日本にも当てはまる話なので、取り上げます。
(以下は『すばらしきアメリカ帝国』ノーム・チョムスキー著から抜粋)
今朝(2004年12月3日)のニューヨーク・タイムズ紙を見てみましょう。
息子ブッシュ大統領の経済諮問委員を務めるグレゴリー・マンキューの記事が載っています。
マンキューは、ハーバード大の経済学部教授で、経済学の頂点にいます。
この記事では、「このままだと支払いを負担できなくなるから、アメリカ政府は社会保障の給付金を減額すべきだ」と警告しています。
この問題では、簡単な解決法があります。
社会保障目的税は、所得が多くなればなるほど負担が少なくなっています。
およそ9万ドルを境にして、それ以上の所得者には課税されません。
これを是正すれば、財政問題など生じません。
社会保障制度の危機を喚き立てる人々は、退職者に対する就労者の低下を指摘します。
しかし、本当に見なければいけないのは、『全人口に対する就労者の割合』なのです。
「ベビーブーマー世代が引退したら、誰が支えるのか?」と問題視されていますが、彼らが20歳になるまでは誰が支えていましたか。

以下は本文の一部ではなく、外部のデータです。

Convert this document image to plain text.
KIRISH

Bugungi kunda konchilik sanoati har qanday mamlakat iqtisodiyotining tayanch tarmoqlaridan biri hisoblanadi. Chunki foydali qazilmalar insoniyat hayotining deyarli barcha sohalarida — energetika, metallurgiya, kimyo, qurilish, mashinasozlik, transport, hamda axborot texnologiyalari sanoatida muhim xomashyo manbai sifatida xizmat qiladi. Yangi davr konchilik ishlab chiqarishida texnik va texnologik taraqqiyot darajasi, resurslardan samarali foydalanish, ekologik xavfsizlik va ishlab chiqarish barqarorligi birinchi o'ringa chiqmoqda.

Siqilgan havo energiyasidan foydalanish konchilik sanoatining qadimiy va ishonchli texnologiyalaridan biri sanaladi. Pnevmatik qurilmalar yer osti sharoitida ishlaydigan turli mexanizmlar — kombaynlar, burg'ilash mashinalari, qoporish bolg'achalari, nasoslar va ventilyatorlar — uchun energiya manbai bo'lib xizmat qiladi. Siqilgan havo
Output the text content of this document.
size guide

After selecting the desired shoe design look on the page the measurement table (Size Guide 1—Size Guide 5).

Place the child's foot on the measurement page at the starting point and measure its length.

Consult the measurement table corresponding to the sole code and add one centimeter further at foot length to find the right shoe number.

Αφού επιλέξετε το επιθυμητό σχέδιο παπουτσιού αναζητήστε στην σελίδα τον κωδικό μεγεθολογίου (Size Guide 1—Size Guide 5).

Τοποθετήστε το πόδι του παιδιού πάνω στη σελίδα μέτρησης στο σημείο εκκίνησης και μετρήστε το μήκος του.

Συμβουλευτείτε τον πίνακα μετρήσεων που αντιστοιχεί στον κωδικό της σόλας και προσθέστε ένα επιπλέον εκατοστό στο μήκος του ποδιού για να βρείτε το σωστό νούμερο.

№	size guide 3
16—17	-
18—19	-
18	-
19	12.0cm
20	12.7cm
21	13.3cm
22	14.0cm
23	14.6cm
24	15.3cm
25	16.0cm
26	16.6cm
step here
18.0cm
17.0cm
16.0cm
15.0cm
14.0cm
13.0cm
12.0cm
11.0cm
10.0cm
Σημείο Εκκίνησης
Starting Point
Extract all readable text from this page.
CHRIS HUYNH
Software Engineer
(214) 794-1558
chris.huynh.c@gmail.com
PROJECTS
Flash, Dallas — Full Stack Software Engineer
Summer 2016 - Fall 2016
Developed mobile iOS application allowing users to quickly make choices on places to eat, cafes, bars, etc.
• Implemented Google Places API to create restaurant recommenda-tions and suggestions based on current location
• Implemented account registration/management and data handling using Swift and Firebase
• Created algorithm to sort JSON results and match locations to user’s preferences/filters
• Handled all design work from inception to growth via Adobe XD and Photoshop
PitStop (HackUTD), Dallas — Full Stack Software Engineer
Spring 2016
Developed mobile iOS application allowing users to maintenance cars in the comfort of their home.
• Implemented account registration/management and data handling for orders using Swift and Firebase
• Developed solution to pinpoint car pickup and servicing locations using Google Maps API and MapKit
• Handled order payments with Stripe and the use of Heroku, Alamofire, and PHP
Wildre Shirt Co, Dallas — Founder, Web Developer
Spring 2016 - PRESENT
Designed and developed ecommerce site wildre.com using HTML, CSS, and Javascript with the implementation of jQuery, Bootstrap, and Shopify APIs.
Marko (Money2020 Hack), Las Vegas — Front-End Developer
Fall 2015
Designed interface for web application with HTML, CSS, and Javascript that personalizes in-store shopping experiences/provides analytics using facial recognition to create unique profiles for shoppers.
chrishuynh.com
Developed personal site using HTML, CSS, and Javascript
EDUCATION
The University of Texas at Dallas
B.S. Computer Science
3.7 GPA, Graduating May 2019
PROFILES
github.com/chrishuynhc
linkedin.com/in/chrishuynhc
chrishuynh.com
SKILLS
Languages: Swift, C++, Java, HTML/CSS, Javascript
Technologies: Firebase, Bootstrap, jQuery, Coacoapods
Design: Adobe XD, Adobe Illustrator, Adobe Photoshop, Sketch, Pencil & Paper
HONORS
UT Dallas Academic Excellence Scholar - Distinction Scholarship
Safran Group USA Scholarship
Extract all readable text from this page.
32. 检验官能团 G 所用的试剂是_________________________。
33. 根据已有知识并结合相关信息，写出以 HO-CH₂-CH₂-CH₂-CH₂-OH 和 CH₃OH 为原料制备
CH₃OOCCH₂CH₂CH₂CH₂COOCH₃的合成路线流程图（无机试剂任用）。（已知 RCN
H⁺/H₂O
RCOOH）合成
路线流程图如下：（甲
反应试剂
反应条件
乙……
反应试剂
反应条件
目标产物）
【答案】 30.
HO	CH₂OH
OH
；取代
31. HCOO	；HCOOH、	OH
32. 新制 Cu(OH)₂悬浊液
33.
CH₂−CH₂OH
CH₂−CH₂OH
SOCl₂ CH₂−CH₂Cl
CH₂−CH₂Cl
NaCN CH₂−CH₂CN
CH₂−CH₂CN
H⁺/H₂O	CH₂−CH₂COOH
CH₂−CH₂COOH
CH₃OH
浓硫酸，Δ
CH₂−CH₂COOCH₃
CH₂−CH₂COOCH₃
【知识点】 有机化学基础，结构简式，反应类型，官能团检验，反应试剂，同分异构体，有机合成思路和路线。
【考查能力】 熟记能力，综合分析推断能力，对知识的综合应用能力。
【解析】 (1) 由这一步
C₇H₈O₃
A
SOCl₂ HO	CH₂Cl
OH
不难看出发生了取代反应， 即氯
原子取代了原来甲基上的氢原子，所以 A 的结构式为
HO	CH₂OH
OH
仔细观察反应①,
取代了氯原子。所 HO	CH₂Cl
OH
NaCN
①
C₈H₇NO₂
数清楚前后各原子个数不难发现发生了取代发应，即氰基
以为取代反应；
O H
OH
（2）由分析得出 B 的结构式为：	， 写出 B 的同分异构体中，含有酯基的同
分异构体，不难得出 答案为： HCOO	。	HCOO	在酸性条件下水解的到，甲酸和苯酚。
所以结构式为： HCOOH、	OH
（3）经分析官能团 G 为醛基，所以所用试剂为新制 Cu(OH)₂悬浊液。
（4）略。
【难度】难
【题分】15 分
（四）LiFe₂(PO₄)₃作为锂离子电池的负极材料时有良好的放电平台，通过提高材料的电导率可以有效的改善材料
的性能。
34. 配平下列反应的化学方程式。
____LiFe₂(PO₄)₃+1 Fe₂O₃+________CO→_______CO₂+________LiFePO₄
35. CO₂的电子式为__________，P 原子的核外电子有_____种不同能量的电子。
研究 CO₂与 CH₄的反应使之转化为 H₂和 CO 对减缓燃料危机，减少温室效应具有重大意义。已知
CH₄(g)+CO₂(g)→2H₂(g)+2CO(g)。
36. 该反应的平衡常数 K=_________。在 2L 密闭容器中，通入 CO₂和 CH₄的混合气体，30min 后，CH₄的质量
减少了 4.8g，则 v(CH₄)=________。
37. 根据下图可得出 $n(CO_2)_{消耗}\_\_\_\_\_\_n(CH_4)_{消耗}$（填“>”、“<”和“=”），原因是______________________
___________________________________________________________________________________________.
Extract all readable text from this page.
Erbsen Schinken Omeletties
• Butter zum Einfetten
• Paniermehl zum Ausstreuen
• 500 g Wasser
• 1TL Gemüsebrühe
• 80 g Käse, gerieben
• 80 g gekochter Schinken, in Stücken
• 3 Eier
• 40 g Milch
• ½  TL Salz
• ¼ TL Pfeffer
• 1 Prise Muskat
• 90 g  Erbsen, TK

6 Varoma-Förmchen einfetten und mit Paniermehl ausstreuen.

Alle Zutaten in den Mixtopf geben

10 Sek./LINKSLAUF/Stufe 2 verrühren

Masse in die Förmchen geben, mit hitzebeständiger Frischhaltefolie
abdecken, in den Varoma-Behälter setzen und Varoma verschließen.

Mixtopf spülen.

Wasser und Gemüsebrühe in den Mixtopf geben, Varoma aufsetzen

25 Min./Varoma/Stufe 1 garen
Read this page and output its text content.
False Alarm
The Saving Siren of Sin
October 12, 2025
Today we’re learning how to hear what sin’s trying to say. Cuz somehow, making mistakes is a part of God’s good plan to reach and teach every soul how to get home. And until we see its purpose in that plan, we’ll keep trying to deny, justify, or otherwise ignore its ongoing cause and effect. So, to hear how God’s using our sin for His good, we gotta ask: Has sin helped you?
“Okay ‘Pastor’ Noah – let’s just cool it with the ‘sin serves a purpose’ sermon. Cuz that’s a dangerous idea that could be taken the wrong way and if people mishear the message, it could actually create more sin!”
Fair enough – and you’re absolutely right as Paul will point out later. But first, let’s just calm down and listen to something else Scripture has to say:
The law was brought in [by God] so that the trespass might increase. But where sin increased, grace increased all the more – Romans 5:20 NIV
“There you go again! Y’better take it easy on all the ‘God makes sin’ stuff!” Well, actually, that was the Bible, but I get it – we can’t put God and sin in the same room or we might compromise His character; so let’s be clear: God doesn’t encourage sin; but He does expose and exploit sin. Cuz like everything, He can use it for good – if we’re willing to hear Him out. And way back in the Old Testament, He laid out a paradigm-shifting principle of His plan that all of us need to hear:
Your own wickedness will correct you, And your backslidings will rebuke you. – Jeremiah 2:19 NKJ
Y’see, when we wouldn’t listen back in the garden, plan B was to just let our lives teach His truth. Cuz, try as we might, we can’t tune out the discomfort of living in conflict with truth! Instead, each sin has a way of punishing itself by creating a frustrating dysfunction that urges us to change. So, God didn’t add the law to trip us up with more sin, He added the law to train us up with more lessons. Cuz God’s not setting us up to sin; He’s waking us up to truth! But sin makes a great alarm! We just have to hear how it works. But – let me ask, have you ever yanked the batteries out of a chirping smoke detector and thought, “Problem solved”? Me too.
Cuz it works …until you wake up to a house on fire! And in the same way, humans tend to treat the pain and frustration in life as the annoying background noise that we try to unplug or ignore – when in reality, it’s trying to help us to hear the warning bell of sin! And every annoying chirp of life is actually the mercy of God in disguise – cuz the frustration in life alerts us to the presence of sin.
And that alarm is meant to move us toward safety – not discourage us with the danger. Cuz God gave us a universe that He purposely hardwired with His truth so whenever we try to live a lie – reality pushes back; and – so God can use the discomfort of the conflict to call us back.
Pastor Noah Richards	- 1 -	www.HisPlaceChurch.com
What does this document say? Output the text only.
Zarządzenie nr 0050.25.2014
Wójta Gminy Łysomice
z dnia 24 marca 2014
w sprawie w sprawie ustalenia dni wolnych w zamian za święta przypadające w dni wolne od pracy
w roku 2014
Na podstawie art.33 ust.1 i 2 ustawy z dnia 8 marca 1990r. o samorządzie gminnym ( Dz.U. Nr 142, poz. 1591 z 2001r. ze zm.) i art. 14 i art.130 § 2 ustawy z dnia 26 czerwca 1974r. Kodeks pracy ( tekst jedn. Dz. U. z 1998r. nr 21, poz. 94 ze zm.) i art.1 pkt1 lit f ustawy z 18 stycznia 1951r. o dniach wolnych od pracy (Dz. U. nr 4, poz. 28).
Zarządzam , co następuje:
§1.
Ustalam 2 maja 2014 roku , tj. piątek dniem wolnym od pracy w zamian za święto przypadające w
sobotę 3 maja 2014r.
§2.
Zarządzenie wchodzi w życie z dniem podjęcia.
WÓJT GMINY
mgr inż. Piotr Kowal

彼らが子供だった頃は、政府の歳入は今よりも少なく、学校やその他の計画への出費が急増していました。
子供だった頃の彼らを支えられたのに、なぜ60歳を超えてからは不可能なのか?
要するに、危機のでっち上げなのです。
(考えてみると、日本では高齢者は増えているが、20歳までの若年層は大幅に減っています。
子供が減っているためその部分の負担は軽減しているはずなのに、それには全く言及されず、高齢者の増加ばかり言われるのはおかしいです。)
社会保障制度は、経営コストが低い政府機関から、経営コストのかさむ民間企業へと移行させられています。
大企業や大銀行の懐に利益が移転されているのです。
この問題には、もっと深い事情もあります。
社会保障制度の基盤にある原則を、権力者は「体制を転覆しかねない」と見ています。
社会保障は、『私たちはお互いに配慮し合い、助けを必要とする人に手を差し伸べる共同の責任がある』という前提に基づいています。
だからこそ、学校に資金を提供したり、保育を確保したりします。
個人としては「あの子供が学校に行ったおかげで得をした」と言えなくても、社会にとって利益になる。
この『助け合い・共同の責任』という考え方は、簡単に支配され管理される人間を作るには不都合なのです。
社会保障制度は、労働運動をはじめとする大衆の社会活動が原動力となって確立されました。
かつてのアメリカでは、「連帯」が当然と見なされていた時期もありました。
「永遠の連帯」が労働者の合言葉だったのです。
1930年代以来、特権階級は懸命にこの原則を崩そうとしてきました。
組合を潰し、人々の交流を阻害し、他人に無関心であるように仕向けたのです。